Malia ran Ghazal’s reins through her fingers. Her eyes above
the black veil were impossible to read.

Aisha couldn’t read her inside, either. Not that she was
anything like perfect at that, yet. But tribespeople had barriers that she
hadn’t found in anyone else.

Malia blinked. The blankness was gone; in its place was
white-hot rage. “You’re going away. You’re going to die—and that’s if you’re
lucky. And you want me to be your stablehand? Isn’t there anyone of your own
people who can do it?”

Aisha twitched, stung. “No! No, there isn’t! Nobody else
knows what he likes. Nobody rides him right or feeds him right or—”

“All
right
! I’ll
do it!”

“Good!”

They both stopped, breathing hard. Aisha’s eyes wanted to
run over. She couldn’t let them. Not because anyone here would laugh at her,
but because once she started, there was no way she’d ever stop.

She swallowed hard. “Behave yourself,” she said. “Don’t
forget about Jinni.”

“Not in this life,” said Malia. And that, in the tribes, was
a solemn oath. “You come back. Alive or dead. Don’t you dare go away forever.”

“I promise,” Aisha said. “We’ll do what we set out to do.
We’ll find what we’re looking for. Then I’ll come home.”

II.
Leda
17

At forty-seven hours and thirty-six minutes, Khalida
presented herself in front of the shuttle. Her uniform felt stiff and
unfamiliar, the captain’s bars oddly weighty on the collar. The hair that had
grown down to her shoulders during her leave was cut military short.

The wind blew cold on her bare neck. Seasons changed quickly
on Nevermore; literally overnight, summer had turned into autumn. It would rain
before dark, Vikram had said. Vikram was wise to the weather on this world.

Rashid and Marina had come out to see her off. Jamal
surprised her by wandering in behind them. Aisha was not there, nor did Khalida
expect to see her. She had pitched such a roaring fit when she discovered both
Khalida and Rama were leaving that her father had confined her to quarters.

That was Aisha: drama to the last.

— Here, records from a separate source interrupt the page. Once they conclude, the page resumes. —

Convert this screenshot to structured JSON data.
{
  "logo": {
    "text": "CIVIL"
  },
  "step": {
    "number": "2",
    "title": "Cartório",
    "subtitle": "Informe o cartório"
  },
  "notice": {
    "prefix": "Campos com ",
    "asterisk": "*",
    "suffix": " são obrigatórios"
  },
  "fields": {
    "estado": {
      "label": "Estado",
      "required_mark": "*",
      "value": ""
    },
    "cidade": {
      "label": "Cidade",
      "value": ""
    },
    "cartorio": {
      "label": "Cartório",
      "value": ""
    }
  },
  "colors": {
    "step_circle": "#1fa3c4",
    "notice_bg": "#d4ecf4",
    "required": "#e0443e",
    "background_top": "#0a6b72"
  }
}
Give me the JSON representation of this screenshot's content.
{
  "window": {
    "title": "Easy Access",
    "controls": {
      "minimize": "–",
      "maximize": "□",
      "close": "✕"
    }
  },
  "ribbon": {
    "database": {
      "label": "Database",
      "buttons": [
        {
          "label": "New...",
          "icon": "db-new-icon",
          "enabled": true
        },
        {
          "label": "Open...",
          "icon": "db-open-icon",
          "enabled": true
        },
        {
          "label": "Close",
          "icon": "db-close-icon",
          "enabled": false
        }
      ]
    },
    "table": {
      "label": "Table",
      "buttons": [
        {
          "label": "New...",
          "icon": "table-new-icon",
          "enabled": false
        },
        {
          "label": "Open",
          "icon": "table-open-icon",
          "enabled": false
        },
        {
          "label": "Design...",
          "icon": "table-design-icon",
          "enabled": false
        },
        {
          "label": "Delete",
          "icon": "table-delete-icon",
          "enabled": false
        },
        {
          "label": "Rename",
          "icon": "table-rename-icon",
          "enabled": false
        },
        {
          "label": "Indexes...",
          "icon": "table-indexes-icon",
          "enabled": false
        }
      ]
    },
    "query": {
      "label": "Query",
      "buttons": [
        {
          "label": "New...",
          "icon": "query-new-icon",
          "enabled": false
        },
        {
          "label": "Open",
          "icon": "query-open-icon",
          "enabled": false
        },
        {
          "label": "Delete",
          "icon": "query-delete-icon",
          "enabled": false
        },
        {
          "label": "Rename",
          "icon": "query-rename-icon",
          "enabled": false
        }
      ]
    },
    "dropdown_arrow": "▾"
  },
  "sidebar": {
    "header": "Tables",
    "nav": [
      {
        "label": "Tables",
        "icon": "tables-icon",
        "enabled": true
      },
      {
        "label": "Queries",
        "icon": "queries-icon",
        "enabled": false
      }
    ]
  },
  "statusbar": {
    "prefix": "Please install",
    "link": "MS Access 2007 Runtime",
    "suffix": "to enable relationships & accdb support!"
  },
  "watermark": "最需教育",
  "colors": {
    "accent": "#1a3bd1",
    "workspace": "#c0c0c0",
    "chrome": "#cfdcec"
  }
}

Between Aisha and the
antelope stallion, which had been screaming since the sun came up and seemed
likely never to stop, Khalida’s ears were ringing.

Khalida would miss Aisha, though maybe not the animal that
Rama had taken and tamed and then abandoned, damn him. She would miss everyone
in the expedition. She would even miss the planet. The quiet, when it was not
broken by stallion rage; the cleanness of air and water and sky. The emptiness,
with not even a ghost to remember the people who were gone.

Nevermore’s one and only ghost waited with her on the
windblown grass. For once in his life, he looked almost aggressively ordinary:
like a moderately well-to-do planetsider in a plain grey suit and a long coat,
with a hat drawn down over his eyes.

Khalida knew with absolute certainty that he should not be
allowed off Nevermore. It was her duty and obligation to preserve the safety of
the United Planets. If she let this man loose on the spaceroads, God and Allah
and Great Cthulhu knew what would come of it.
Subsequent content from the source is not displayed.